Fort Smith (Oct 17/05) - Language has always been important to Marla Chasse. "Language is my life," says the teacher at Joseph Burr Tyrrell school in Fort Smith.

She is fluent in English, Portuguese, Spanish, French and Italian. Although she teaches French, the language closest to her heart is Portuguese, since she was born in Montreal to immigrants from Portugal and values her heritage.



Marla Chasse displays Portuguese olive oil and a Portuguese flag drawn years ago by one of her children. - Paul Bickford/NNSL photo


"It's a very rich culture," she says, noting she went to a Portuguese school once a week when growing up in Montreal and would often visit Portugal.

Chasse says her own children, now aged 15 to 21, did not grow up in a Portuguese environment, so she has worked hard to pass the culture and language on to them.

She says they can understand the language, but haven't had much of an opportunity to speak it. "They've got it in them."

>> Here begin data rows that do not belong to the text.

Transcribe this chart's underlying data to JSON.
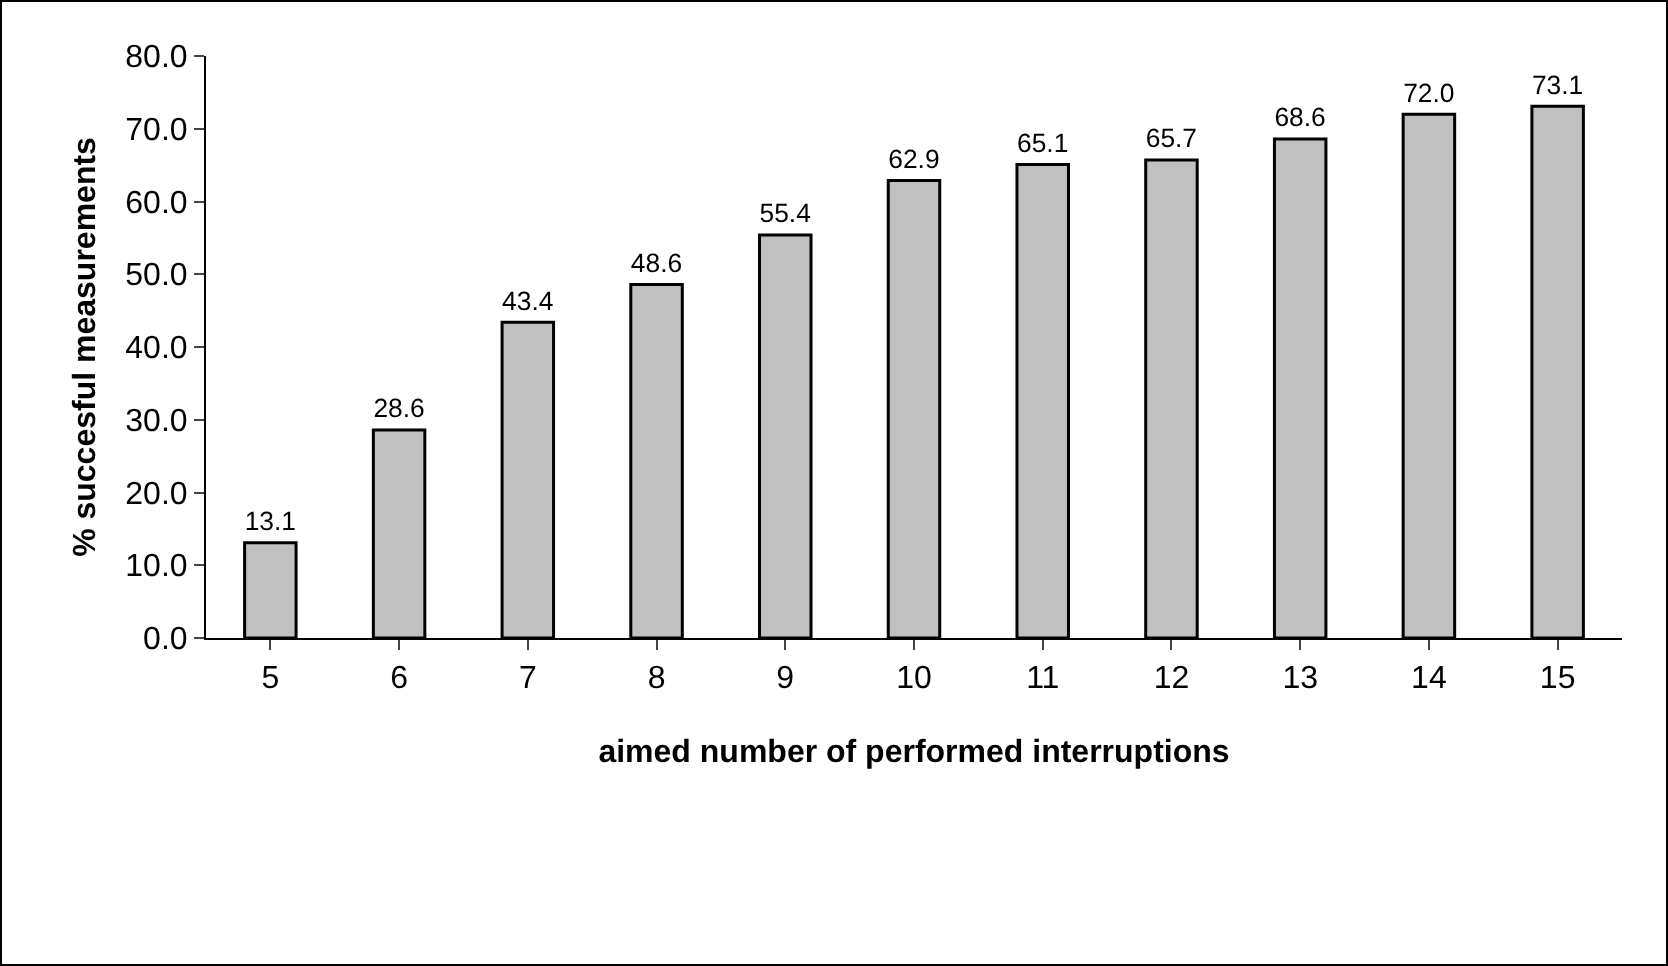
{
  "chart_data": {
    "type": "bar",
    "xlabel": "aimed number of performed interruptions",
    "ylabel": "% succesful measurements",
    "categories": [
      "5",
      "6",
      "7",
      "8",
      "9",
      "10",
      "11",
      "12",
      "13",
      "14",
      "15"
    ],
    "values": [
      13.1,
      28.6,
      43.4,
      48.6,
      55.4,
      62.9,
      65.1,
      65.7,
      68.6,
      72.0,
      73.1
    ],
    "value_labels": [
      "13.1",
      "28.6",
      "43.4",
      "48.6",
      "55.4",
      "62.9",
      "65.1",
      "65.7",
      "68.6",
      "72.0",
      "73.1"
    ],
    "color": "#c0c0c0",
    "ylim": [
      0,
      80
    ],
    "yticks": [
      {
        "value": 0,
        "label": "0.0"
      },
      {
        "value": 10,
        "label": "10.0"
      },
      {
        "value": 20,
        "label": "20.0"
      },
      {
        "value": 30,
        "label": "30.0"
      },
      {
        "value": 40,
        "label": "40.0"
      },
      {
        "value": 50,
        "label": "50.0"
      },
      {
        "value": 60,
        "label": "60.0"
      },
      {
        "value": 70,
        "label": "70.0"
      },
      {
        "value": 80,
        "label": "80.0"
      }
    ],
    "grid": false
  }
}
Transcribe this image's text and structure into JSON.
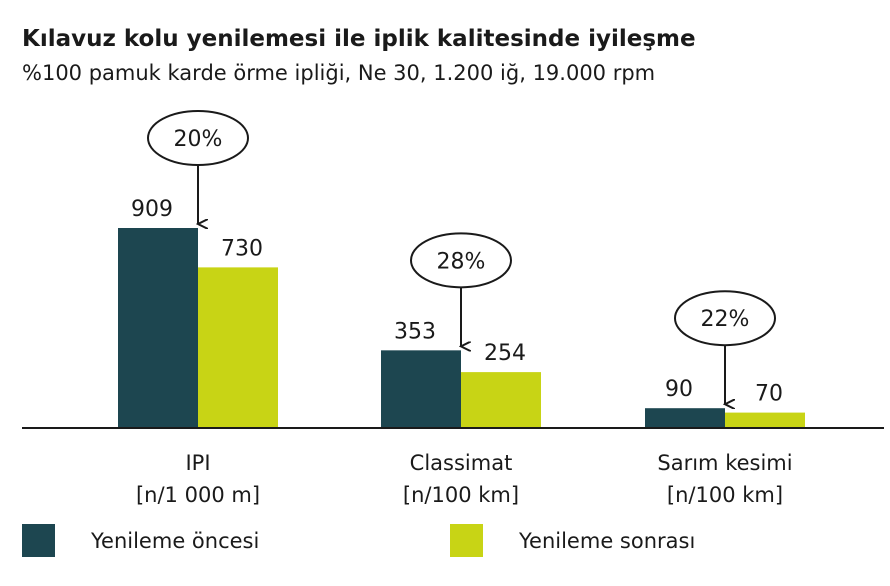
{
  "chart_data": {
    "type": "bar",
    "title": "Kılavuz kolu yenilemesi ile iplik kalitesinde iyileşme",
    "subtitle": "%100 pamuk karde örme ipliği, Ne 30, 1.200 iğ, 19.000 rpm",
    "categories": [
      {
        "name": "IPI",
        "unit": "[n/1 000 m]"
      },
      {
        "name": "Classimat",
        "unit": "[n/100 km]"
      },
      {
        "name": "Sarım kesimi",
        "unit": "[n/100 km]"
      }
    ],
    "series": [
      {
        "name": "Yenileme öncesi",
        "color": "#1d4650",
        "values": [
          909,
          353,
          90
        ]
      },
      {
        "name": "Yenileme sonrası",
        "color": "#c8d415",
        "values": [
          730,
          254,
          70
        ]
      }
    ],
    "improvements": [
      "20%",
      "28%",
      "22%"
    ],
    "ylim": [
      0,
      909
    ],
    "grid": false,
    "legend": "bottom"
  }
}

Chasse left Quebec when her children were young, first moving to Alberta and then to the NWT five years ago.

"I left Quebec because I wanted my kids to learn English," she says.

Under Bill 101 - a controversial provincial law promoting the use of French - her children would have had to go to a French-language school.

Chasse, 44, says she knew she was going to be a teacher from the time she was 13.

At Montreal's McGill University, she earned a bachelor of education degree, specializing in French as a second language. "I had this gift to speak languages," she says.

In fact, she learned Italian in three months so she could speak to her former mother-in-law.

Chasse believes immersion is the best way to learn a language.

"If you want to learn Spanish, go to Mexico for the summer."

In her classroom, she speaks only French to her students.

Chasse and her family moved to the NWT five years ago, and she says she loves the North. In Yellowknife, she worked as an interpreter at the Legislative Assembly and at the Supreme Court.

She later taught at the French-language Ecole Boreale in Hay River, until moving on to Fort Smith at the start of this school year.

Chasse, who got her French last name from a previous marriage, has interesting family ties in Portugal.

Her father's family owns a winery, and an uncle was once the director of the country's national soccer team.

Chasse also has some royal heritage. Many generations ago, a Spanish princess married into her mother's side of the family.

Chasse - who's birth certificate name is Marla Grace de Sousa de Marques Esteves Mateus - says she is proud of her family's origins and language.

"I work so hard to keep it alive," she says. "I owe it to my grandmothers."